I waited nearly an hour for my mom to come pick me up from the tryouts and take me to the hospital. It seemed like days before the hospital staff called me to the back. My hand wasn’t very painful until I looked down and reminded myself; that should probably hurt. It felt like I had no hand at the end of my arm, just space. The nurses took an X-ray of my mangled hand and I waited for a doctor to come in the room to tell me the news.

As Doogie Howser, M.D walked in the room he held the X-ray in his hand and as he continued to look at the film he said, “Well I don’t see any breaks,” then he glanced at my malformed hand and said, “Let me check the X-ray again.” I immediately felt like I was receiving topnotch care. The young doctor walked back in the room after only a minute and said, “Yeah there are numerous breaks in your hand.” I said, “you think” and felt hopeful about my abilities to someday become a doctor.

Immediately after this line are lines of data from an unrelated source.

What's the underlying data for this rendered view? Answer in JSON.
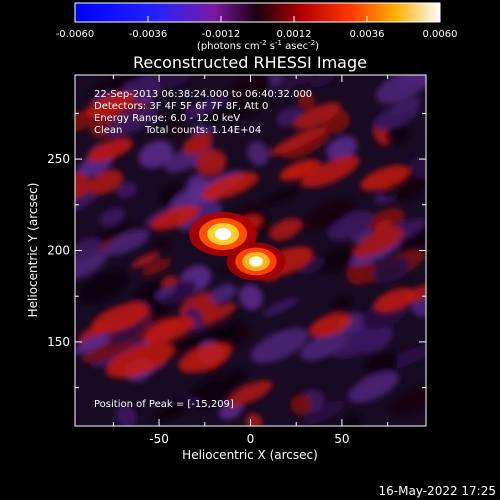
{
  "chart_data": {
    "type": "heatmap",
    "title": "Reconstructed RHESSI Image",
    "xlabel": "Heliocentric X (arcsec)",
    "ylabel": "Heliocentric Y (arcsec)",
    "xlim": [
      -96,
      96
    ],
    "ylim": [
      104,
      296
    ],
    "x_ticks": [
      -50,
      0,
      50
    ],
    "y_ticks": [
      150,
      200,
      250
    ],
    "colorbar": {
      "range": [
        -0.006,
        0.006
      ],
      "tick_labels": [
        "-0.0060",
        "-0.0036",
        "-0.0012",
        "0.0012",
        "0.0036",
        "0.0060"
      ],
      "unit_label_parts": [
        "(photons cm",
        "-2",
        " s",
        "-1",
        " asec",
        "-2",
        ")"
      ]
    },
    "peaks": [
      {
        "x": -15,
        "y": 209,
        "value": 0.006
      },
      {
        "x": 3,
        "y": 194,
        "value": 0.0052
      }
    ],
    "annotations": {
      "time_range": "22-Sep-2013 06:38:24.000 to 06:40:32.000",
      "detectors": "Detectors: 3F 4F 5F 6F 7F 8F, Att 0",
      "energy": "Energy Range: 6.0 - 12.0 keV",
      "clean_label": "Clean",
      "total_counts": "Total counts: 1.14E+04",
      "peak_position": "Position of Peak = [-15,209]"
    },
    "footer_date": "16-May-2022 17:25"
  }
}
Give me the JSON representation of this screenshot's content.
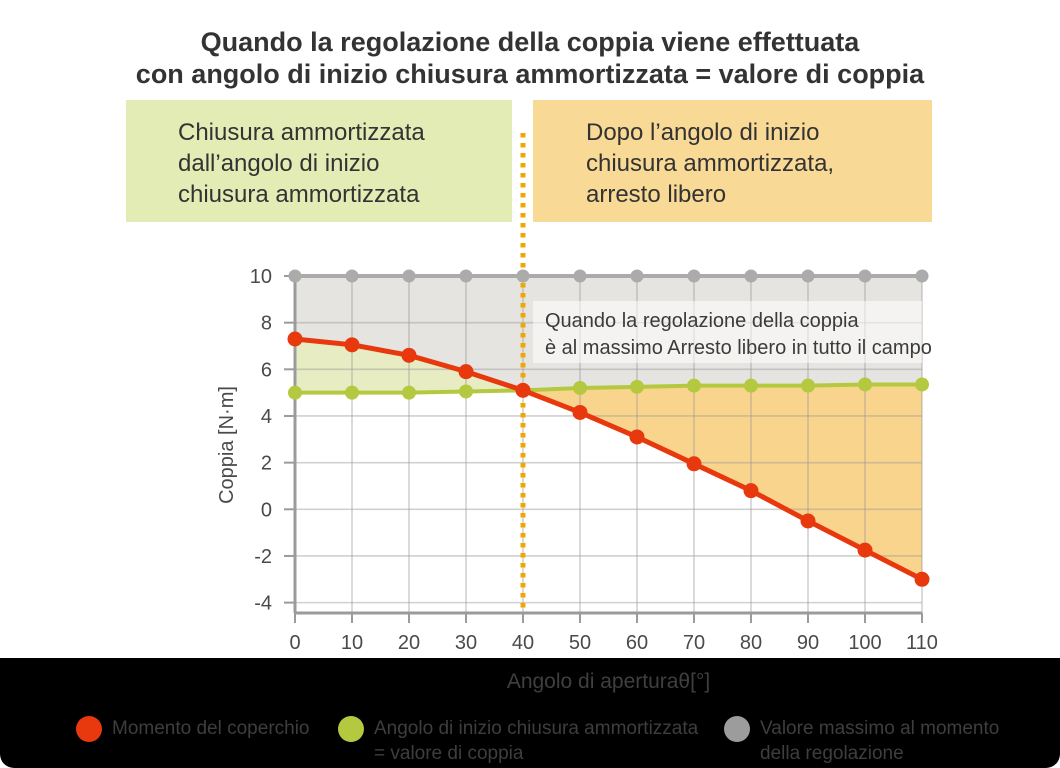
{
  "title": {
    "line1": "Quando la regolazione della coppia viene effettuata",
    "line2": "con angolo di inizio chiusura ammortizzata = valore di coppia"
  },
  "callouts": {
    "left": {
      "text": "Chiusura ammortizzata\ndall’angolo di inizio\nchiusura ammortizzata",
      "bg": "#e4ecb6"
    },
    "right": {
      "text": "Dopo l’angolo di inizio\nchiusura ammortizzata,\narresto libero",
      "bg": "#f8d995"
    }
  },
  "chart_data": {
    "type": "line",
    "x": [
      0,
      10,
      20,
      30,
      40,
      50,
      60,
      70,
      80,
      90,
      100,
      110
    ],
    "series": [
      {
        "name": "Momento del coperchio",
        "color": "#e8380d",
        "values": [
          7.3,
          7.05,
          6.6,
          5.9,
          5.1,
          4.15,
          3.1,
          1.95,
          0.8,
          -0.5,
          -1.75,
          -3.0
        ]
      },
      {
        "name": "Angolo di inizio chiusura ammortizzata = valore di coppia",
        "color": "#b5c940",
        "values": [
          5.0,
          5.0,
          5.0,
          5.05,
          5.1,
          5.2,
          5.25,
          5.3,
          5.3,
          5.3,
          5.35,
          5.35
        ]
      },
      {
        "name": "Valore massimo al momento della regolazione",
        "color": "#ababab",
        "values": [
          10,
          10,
          10,
          10,
          10,
          10,
          10,
          10,
          10,
          10,
          10,
          10
        ]
      }
    ],
    "xlabel": "Angolo di aperturaθ[°]",
    "ylabel": "Coppia [N·m]",
    "xticks": [
      0,
      10,
      20,
      30,
      40,
      50,
      60,
      70,
      80,
      90,
      100,
      110
    ],
    "yticks": [
      10,
      8,
      6,
      4,
      2,
      0,
      -2,
      -4
    ],
    "xlim": [
      0,
      110
    ],
    "ylim": [
      -4.6,
      10
    ],
    "grid": true,
    "grid_color": "#999999",
    "axis_color": "#9b9b9b",
    "tick_label_color": "#4a4a4a",
    "divider_x": 40,
    "divider_color": "#f0a800",
    "fills": {
      "upper_gray": "#e6e4e1",
      "left_green": "#e7ecc2",
      "right_orange": "#f8d48c"
    },
    "annotation": {
      "line1": "Quando la regolazione della coppia",
      "line2": "è al massimo Arresto libero in tutto il campo",
      "color": "#3b3b3b"
    }
  },
  "legend": {
    "items": [
      {
        "label": "Momento del coperchio",
        "color": "#e8380d"
      },
      {
        "label": "Angolo di inizio chiusura ammortizzata\n= valore di coppia",
        "color": "#b5c940"
      },
      {
        "label": "Valore massimo al momento\ndella regolazione",
        "color": "#9c9c9c"
      }
    ]
  }
}
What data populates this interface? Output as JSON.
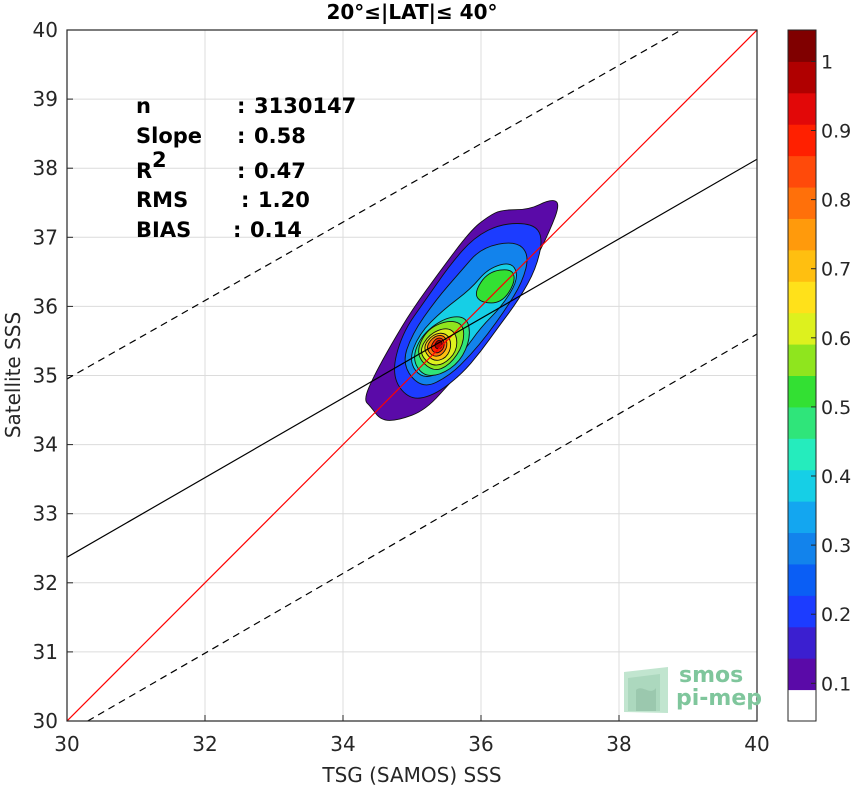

A specialist was called to the hospital to fix my deformed hand. When the new doctor walked in he seemed to know what he was doing. He was wearing regular clothes, not the normal scrubs with a lab coat. The new smart doctor said he was at a baseball game when he was paged to come to the hospital. He didn’t seem to mind being called away from the game… until he put my hand back in place; it was as if he was taking out some rage on my poor hand. No one told me that he was going to do the repositioning of my fingers right there in the room with no numbing or laughing gas. It felt like he was getting me back for missing his baseball game.

The doctor gently grabbed my hand and quickly turned my fingers straight and bent it forward. There was no warning, no breath held, no nothing; I just screamed. Then he wrapped my hand with a bandage and splint and said, “You’re going to want to take a lot of ibuprofen.” I left the hospital with my hand throbbing in pain and I felt like I may have wanted to leave it messed up with the unbearable pain I was feeling having it fixed.

I didn’t make the team season and I officially retired from basketball from that day forward. The scuffmarks my Converse shoes left on the court that day is proof of my dedication to the team. Of course, my messed up middle finger is proof that I made a doctor miss a baseball game.